Chronique de Carmen Pennarun
« Existe donc une zone dans la tête qui ne peut être atteinte que par l’oubli, sans savoir lequel mais qui dénonce l’en-soi. C’est la région humaine. Rien pour l’arpenter sinon ce qui reste ici. »
Le territoire de l’oubli. L’inconscient. La mémoire. Les fouilles. Le corps. Tel est le lexique qui me vient à l’esprit après lecture de ce recueil. L’exploration de la parole ne peut être en lien qu’avec le corps puisque l’origine de notre vie a précédé notre parole. Le travail d’ archéologie qu’est l’œuvre d’écriture ne peut donc passer que par le terrain de la chair, c’est pourquoi l’auteur bouscule les mots afin de saisir toute la complexité de la vie – celle qui intègre aussi sa finalité, la mort.
Il devient impensable de séparer corps, langage et petites-morts, dont les répétitions sont comme autant de ratures, de feuilles déchirées par l’écrivain. Le langage, s’il veut révéler l’être dans son authenticité, doit être brisé, se perdre… avant de tomber dans l’oubli, de retourner au silence (étouffé par l’inexorable « en » taire).
Par l’exercice d’écriture, le narrateur souhaite atteindre les rivages de l’origine de la vie, c’est sans doute pour cela qu’il essaie de réduire l’espace entre les mots en rapprochant les corps.
Par cette exploration du vide, parviendra-t-il à atteindre l’unité ? Par le rapprochement des corps, peut-on espérer ressentir le grain de peau de la lumière ? Pourquoi ce rapprochement est-il si récurrent ? «C’est comme si nous avions perdu quelque chose au large », nous dit l’auteur. Nous sommes les héritiers d’une histoire qui remonte à notre séjour au Jardin d’Eden, où l’acte créateur (de vie) était interdit à l’homme, seulement permis à Dieu.
Peut-on reconquérir ce droit, par la création d’une écriture singulière qui exige de remettre son ouvrage chaque jour sur le métier afin de mener toujours plus finement l’ exploration du verbe… une exploration qui pourrait nous mener à l’extase !
Sade, en son temps, n’aurait jamais admis que sa pensée ait pu le trahir. La pensée de ses pairs n’était pas assez évolue pour le comprendre, lui.

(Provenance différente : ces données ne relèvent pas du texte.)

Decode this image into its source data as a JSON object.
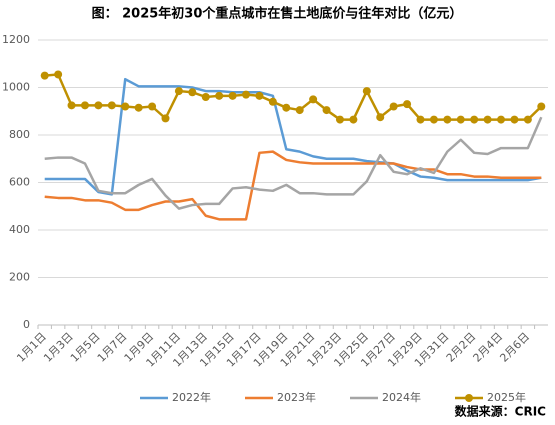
{
  "chart_data": {
    "type": "line",
    "title": "图：  2025年初30个重点城市在售土地底价与往年对比（亿元）",
    "source": "数据来源：CRIC",
    "categories": [
      "1月1日",
      null,
      "1月3日",
      null,
      "1月5日",
      null,
      "1月7日",
      null,
      "1月9日",
      null,
      "1月11日",
      null,
      "1月13日",
      null,
      "1月15日",
      null,
      "1月17日",
      null,
      "1月19日",
      null,
      "1月21日",
      null,
      "1月23日",
      null,
      "1月25日",
      null,
      "1月27日",
      null,
      "1月29日",
      null,
      "1月31日",
      null,
      "2月2日",
      null,
      "2月4日",
      null,
      "2月6日",
      null
    ],
    "ylim": [
      0,
      1200
    ],
    "yticks": [
      0,
      200,
      400,
      600,
      800,
      1000,
      1200
    ],
    "grid": true,
    "legend": "bottom",
    "series": [
      {
        "name": "2022年",
        "color": "#5b9bd5",
        "marker": false,
        "values": [
          615,
          615,
          615,
          615,
          560,
          550,
          1035,
          1005,
          1005,
          1005,
          1005,
          1000,
          985,
          985,
          980,
          980,
          980,
          965,
          740,
          730,
          710,
          700,
          700,
          700,
          690,
          685,
          680,
          650,
          625,
          620,
          610,
          610,
          610,
          610,
          610,
          610,
          610,
          620
        ]
      },
      {
        "name": "2023年",
        "color": "#ed7d31",
        "marker": false,
        "values": [
          540,
          535,
          535,
          525,
          525,
          515,
          485,
          485,
          505,
          520,
          520,
          530,
          460,
          445,
          445,
          445,
          725,
          730,
          695,
          685,
          680,
          680,
          680,
          680,
          680,
          680,
          680,
          665,
          655,
          655,
          635,
          635,
          625,
          625,
          620,
          620,
          620,
          620
        ]
      },
      {
        "name": "2024年",
        "color": "#a5a5a5",
        "marker": false,
        "values": [
          700,
          705,
          705,
          680,
          565,
          555,
          555,
          590,
          615,
          545,
          490,
          505,
          510,
          510,
          575,
          580,
          570,
          565,
          590,
          555,
          555,
          550,
          550,
          550,
          605,
          715,
          645,
          635,
          660,
          640,
          730,
          780,
          725,
          720,
          745,
          745,
          745,
          875
        ]
      },
      {
        "name": "2025年",
        "color": "#bf9000",
        "marker": true,
        "values": [
          1050,
          1055,
          925,
          925,
          925,
          925,
          920,
          915,
          920,
          870,
          985,
          980,
          960,
          965,
          965,
          970,
          965,
          940,
          915,
          905,
          950,
          905,
          865,
          865,
          985,
          875,
          920,
          930,
          865,
          865,
          865,
          865,
          865,
          865,
          865,
          865,
          865,
          920
        ]
      }
    ]
  }
}
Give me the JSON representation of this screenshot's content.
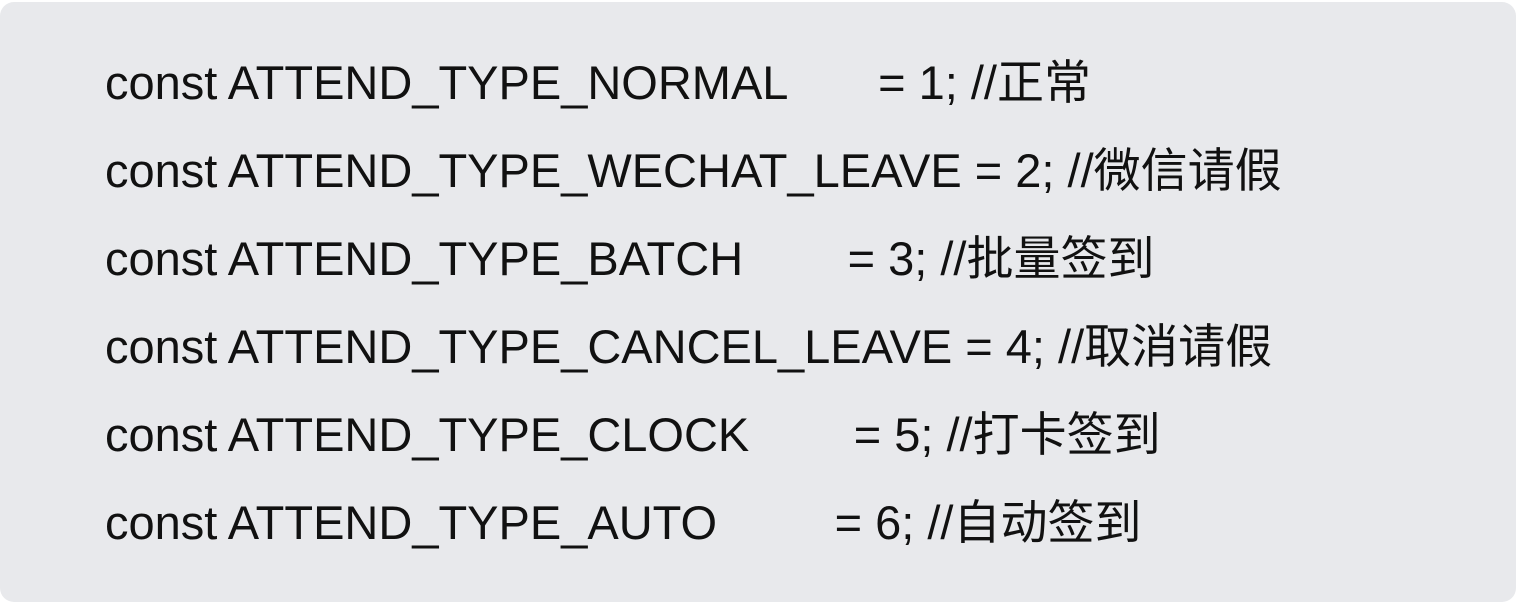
{
  "code_block": {
    "lines": [
      {
        "text": "const ATTEND_TYPE_NORMAL       = 1; //正常"
      },
      {
        "text": "const ATTEND_TYPE_WECHAT_LEAVE = 2; //微信请假"
      },
      {
        "text": "const ATTEND_TYPE_BATCH        = 3; //批量签到"
      },
      {
        "text": "const ATTEND_TYPE_CANCEL_LEAVE = 4; //取消请假"
      },
      {
        "text": "const ATTEND_TYPE_CLOCK        = 5; //打卡签到"
      },
      {
        "text": "const ATTEND_TYPE_AUTO         = 6; //自动签到"
      }
    ]
  }
}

Chercher le lieu de la parole enfouie en soi pour l’être écrivant, ne peut se faire que par le liant (la métaphore) de l’expérience d’amour, ainsi la parole a une chance de revenir « aux bords de mères », à moins que, tout comme le retour au jardin d’Eden, l’espoir d’une écriture novatrice ne soit vouée qu’à l’échec. Le rêve est permis de voir le « mot dit dépasser du lit du fleuve amour ».
Ce recueil offre une écriture imagée, déroutante par moments, réjouissante là où on ne l’attend pas, heureuse au final. L’écriture est une sacrée aventure dont le résultat échappe à notre imagination, car il nous est juste donné de la travailler au corps.